Five Data Protection Principles Violated
All told, the ICO says that Equifax violated five of the eight U.K. data protection principles in force at the time of the breach:
- Article 1: Personal information must be fairly and lawfully processed;
- Article 2: Personal information must be processed for limited purposes;
- Article 5: Personal information must not be kept for longer than is necessary;
- Article 7: Personal information must be secure;
- Article 8: Personal information must not be transferred to other countries without adequate protection.
A recently released report on the Equifax breach from the U.S. Government Accountability Office, titled "Data Protection: Actions Taken by Equifax and Federal Agencies in Response to the 2017 Breach," says five key factors contributed to the breach (see Postmortem: Multiple Failures Behind the Equifax Breach).
The GAO report noted that Equifax failed to patch an Apache Struts 2 application portal it was running until more than four months after a critical patch - and a warning from US-CERT to install the patch immediately - was issued. The GAO report says Equifax only discovered the unpatched system thanks to a network security tool that was designed to scan encrypted traffic for signs of malicious activity. But Equifax had failed to renew a digital certificate required for the tool to function. Once it did so, the SSL decryption tool helped flag attackers' data exfiltration, using encrypted data, and led back to the Apache Struts 2 implementation, the GAO's report said.

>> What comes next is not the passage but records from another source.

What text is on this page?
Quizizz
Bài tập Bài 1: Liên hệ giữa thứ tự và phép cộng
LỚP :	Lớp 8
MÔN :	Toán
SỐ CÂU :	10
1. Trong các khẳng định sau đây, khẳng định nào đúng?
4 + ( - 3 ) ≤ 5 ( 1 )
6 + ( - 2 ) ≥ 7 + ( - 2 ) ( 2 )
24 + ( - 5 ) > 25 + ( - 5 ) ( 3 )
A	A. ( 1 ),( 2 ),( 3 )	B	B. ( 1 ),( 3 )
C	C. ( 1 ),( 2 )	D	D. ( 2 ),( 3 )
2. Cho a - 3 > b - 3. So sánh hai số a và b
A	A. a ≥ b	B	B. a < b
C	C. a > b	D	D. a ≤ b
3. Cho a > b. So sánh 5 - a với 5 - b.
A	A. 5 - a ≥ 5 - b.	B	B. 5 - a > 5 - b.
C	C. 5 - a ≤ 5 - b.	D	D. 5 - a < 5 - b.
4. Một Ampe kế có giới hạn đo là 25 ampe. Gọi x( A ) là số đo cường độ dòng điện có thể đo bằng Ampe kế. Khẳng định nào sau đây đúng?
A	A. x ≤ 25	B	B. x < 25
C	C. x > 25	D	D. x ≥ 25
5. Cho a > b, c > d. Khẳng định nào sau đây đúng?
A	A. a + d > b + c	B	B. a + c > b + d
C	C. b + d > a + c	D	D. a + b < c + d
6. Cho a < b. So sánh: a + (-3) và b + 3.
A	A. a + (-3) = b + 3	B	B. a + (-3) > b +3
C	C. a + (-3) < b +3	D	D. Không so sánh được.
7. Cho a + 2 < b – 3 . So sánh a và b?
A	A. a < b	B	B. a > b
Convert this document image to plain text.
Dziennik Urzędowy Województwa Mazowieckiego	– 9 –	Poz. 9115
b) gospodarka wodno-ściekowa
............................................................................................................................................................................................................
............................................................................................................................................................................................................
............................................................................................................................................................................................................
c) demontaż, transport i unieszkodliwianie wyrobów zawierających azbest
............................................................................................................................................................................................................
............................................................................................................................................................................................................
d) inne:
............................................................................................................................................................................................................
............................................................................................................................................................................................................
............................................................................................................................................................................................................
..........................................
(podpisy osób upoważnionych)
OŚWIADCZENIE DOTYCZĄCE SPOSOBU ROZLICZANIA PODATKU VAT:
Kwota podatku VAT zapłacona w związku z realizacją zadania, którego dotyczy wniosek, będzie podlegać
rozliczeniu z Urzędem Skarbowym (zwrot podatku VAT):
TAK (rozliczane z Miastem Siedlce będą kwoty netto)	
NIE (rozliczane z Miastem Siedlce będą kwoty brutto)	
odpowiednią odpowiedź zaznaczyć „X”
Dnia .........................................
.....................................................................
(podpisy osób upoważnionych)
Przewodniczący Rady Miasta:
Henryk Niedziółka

The ICO's report flags not only the patch failure but also the digital certificate one.
"The certificate expired in January 2016 and was not fixed until July 2017," the ICO's report says. "Equifax has provided no adequate reason why this expired certificate was not detected prior to the data breach or why it went undetected for this amount of time."
At last count, Equifax says the breach compromised not only 15.2 million U.K. individuals' personal details, but also personally identifying information for at least 145.5 million U.S. consumers as well as for 8,000 Canadian consumers.